Let's reduce iterate (gnext =<<) (return []):
iterate (gnext =<<) (return []) =>
[ return []
, gnext =<< return []
, gnext =<< gnext =<< return []
, gnext =<< gnext =<< gnext =<< return []
, gnext =<< gnext =<< gnext =<< gnext =<< return []
, ...
]
Next reduce take 5 $ iterate (gnext =<<) (return []):
take 5 $ iterate (gnext =<<) (return []) =>
[ return []
, gnext =<< return []
, gnext =<< gnext =<< return []
, gnext =<< gnext =<< gnext =<< return []
, gnext =<< gnext =<< gnext =<< gnext =<< return []
]
And finally, reduce sequence $ take 5 $ iterate (gnext =<<) (return []):
sequence $ take 5 $ iterate (gnext =<<) (return []) =>
sequence [ return []
, gnext =<< return []
, gnext =<< gnext =<< return []
, gnext =<< gnext =<< gnext =<< return []
, gnext =<< gnext =<< gnext =<< gnext =<< return []
]
which equivalent to:
do
b0 <- return []
b1 <- gnext =<< return []
b2 <- gnext =<< gnext =<< return []
b3 <- gnext =<< gnext =<< gnext =<< return []
b4 <- gnext =<< gnext =<< gnext =<< gnext =<< return []
return [b0, b1, b2, b3, b4]
As you can see, this is not what you want, and lazy evaluation has nothing to do with it.
You can solve this problem with the state monad:
gnextM :: StateT Generation IO Generation
gnextM = do
g0 <- get
g1 <- liftIO $ gnext g0
put g1
return g1
test2 = flip evalStateT [] $ sequence $ take 5 $ repeat gnextM
or:
gnextM :: StateT [Generation] IO ()
gnextM = do
b0 <- gets head
b1 <- liftIO $ gnext b0
modify (b1:)
runGen :: StateT [Generation] IO a -> Generation -> IO [Generation]
runGen gnext s = execStateT gnext [s]
test2 = flip runGen [] $ replicateM 5 gnextM
depending on what you want.
CodePudding user response:
following code failed (because of lazy evaluation, I think).
It’s not really due to lazy evaluation. In test1, you share the chain of results of all the actions, while in test2, you only share the actions themselves before sequencing them together, and their results are unrelated:
test2 = sequence (take 5 actions)
where
actions
= (return [])
: [(gnext =<< a) | a <- actions]
test2 = sequence
[ return []
, gnext =<< return []
, gnext =<< gnext =<< return []
, gnext =<< gnext =<< gnext =<< return []

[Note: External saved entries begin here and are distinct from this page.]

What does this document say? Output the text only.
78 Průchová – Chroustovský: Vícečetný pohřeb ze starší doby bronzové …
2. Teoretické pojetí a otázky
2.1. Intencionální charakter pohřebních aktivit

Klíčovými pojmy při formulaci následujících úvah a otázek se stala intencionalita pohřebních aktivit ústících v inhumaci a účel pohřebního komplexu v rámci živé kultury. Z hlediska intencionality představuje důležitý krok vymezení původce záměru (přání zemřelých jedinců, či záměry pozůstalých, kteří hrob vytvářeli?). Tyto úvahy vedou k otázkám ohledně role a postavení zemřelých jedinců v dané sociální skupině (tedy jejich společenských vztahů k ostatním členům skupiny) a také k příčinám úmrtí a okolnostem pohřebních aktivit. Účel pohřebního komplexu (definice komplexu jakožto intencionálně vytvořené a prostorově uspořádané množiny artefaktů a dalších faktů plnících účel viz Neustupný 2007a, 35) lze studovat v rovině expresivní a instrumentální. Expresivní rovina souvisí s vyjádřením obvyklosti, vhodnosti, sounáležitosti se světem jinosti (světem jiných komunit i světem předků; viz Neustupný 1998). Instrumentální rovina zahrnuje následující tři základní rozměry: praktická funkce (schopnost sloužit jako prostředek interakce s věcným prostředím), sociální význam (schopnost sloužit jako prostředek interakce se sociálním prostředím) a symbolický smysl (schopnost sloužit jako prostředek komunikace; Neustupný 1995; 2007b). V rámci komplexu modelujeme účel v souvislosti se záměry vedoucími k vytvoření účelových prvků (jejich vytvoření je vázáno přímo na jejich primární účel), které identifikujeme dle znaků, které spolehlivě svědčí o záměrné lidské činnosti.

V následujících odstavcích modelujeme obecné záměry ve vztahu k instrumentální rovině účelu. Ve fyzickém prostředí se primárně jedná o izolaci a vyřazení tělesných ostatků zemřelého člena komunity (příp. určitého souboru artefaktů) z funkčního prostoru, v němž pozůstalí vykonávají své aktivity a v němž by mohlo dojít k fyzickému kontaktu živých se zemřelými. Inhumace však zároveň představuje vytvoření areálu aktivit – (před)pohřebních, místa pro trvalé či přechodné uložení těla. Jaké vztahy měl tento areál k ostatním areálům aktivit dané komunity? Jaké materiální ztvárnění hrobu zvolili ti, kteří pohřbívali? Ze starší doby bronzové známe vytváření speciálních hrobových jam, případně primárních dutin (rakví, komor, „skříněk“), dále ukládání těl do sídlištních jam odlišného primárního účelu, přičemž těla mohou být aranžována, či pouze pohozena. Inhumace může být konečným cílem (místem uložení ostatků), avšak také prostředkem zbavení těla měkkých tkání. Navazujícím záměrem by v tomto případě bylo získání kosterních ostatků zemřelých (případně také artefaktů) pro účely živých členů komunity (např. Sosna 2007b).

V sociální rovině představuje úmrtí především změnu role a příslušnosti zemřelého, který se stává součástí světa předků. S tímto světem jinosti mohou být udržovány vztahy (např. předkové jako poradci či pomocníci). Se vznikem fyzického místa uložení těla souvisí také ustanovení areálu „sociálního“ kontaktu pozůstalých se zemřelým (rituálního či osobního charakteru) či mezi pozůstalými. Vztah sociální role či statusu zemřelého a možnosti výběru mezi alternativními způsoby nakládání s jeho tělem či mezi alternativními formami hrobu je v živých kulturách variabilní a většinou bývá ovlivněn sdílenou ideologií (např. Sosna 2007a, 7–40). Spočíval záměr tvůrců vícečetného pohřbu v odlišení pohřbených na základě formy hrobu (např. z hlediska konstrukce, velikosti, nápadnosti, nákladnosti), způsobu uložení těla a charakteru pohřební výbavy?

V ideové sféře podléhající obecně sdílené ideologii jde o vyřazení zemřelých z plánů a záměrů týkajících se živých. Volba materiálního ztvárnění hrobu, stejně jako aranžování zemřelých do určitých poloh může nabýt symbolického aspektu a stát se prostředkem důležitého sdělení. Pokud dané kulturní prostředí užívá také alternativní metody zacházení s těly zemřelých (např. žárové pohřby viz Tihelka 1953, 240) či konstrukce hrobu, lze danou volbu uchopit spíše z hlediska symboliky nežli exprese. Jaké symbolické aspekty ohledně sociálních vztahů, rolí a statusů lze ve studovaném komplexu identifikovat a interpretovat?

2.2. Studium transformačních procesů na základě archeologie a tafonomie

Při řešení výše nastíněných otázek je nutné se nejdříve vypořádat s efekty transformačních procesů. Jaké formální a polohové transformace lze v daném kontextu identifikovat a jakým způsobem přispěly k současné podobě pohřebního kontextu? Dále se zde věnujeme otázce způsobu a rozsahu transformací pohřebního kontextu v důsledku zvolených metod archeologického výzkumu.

, gnext =<< gnext =<< gnext =<< gnext =<< return []
]
So the issue is that sequence (take 5 actions) doesn’t express the relationship you want, which is something more like fmap (take 5) (sequence actions). Unfortunately, that doesn’t produce a result at all, because sequence in IO is too strict: it tries to consume the infinite stream of actions before producing a result at all.
Instead, it’s typical to use patterns such as tails <$> replicateM 5 randint when you know the length ahead of time, or combinators like unfoldrM if not:
test = unfoldrM step (b0, 5)
where
b0 = []
step (b, i)
| i == 0 = pure Nothing
| otherwise = do
b' <- gnext b
pure (Just (b', (b', i - 1)))
-- Available in ‘monad-loops’ or as below.
unfoldrM
:: (Monad m)
=> (a -> m (Maybe (b, a))) -> a -> m [b]
unfoldrM f = go
where
go a = do
m <- f a
case m of
Just (b, a') -> do
bs <- go a'
pure (b : bs)
Nothing -> pure []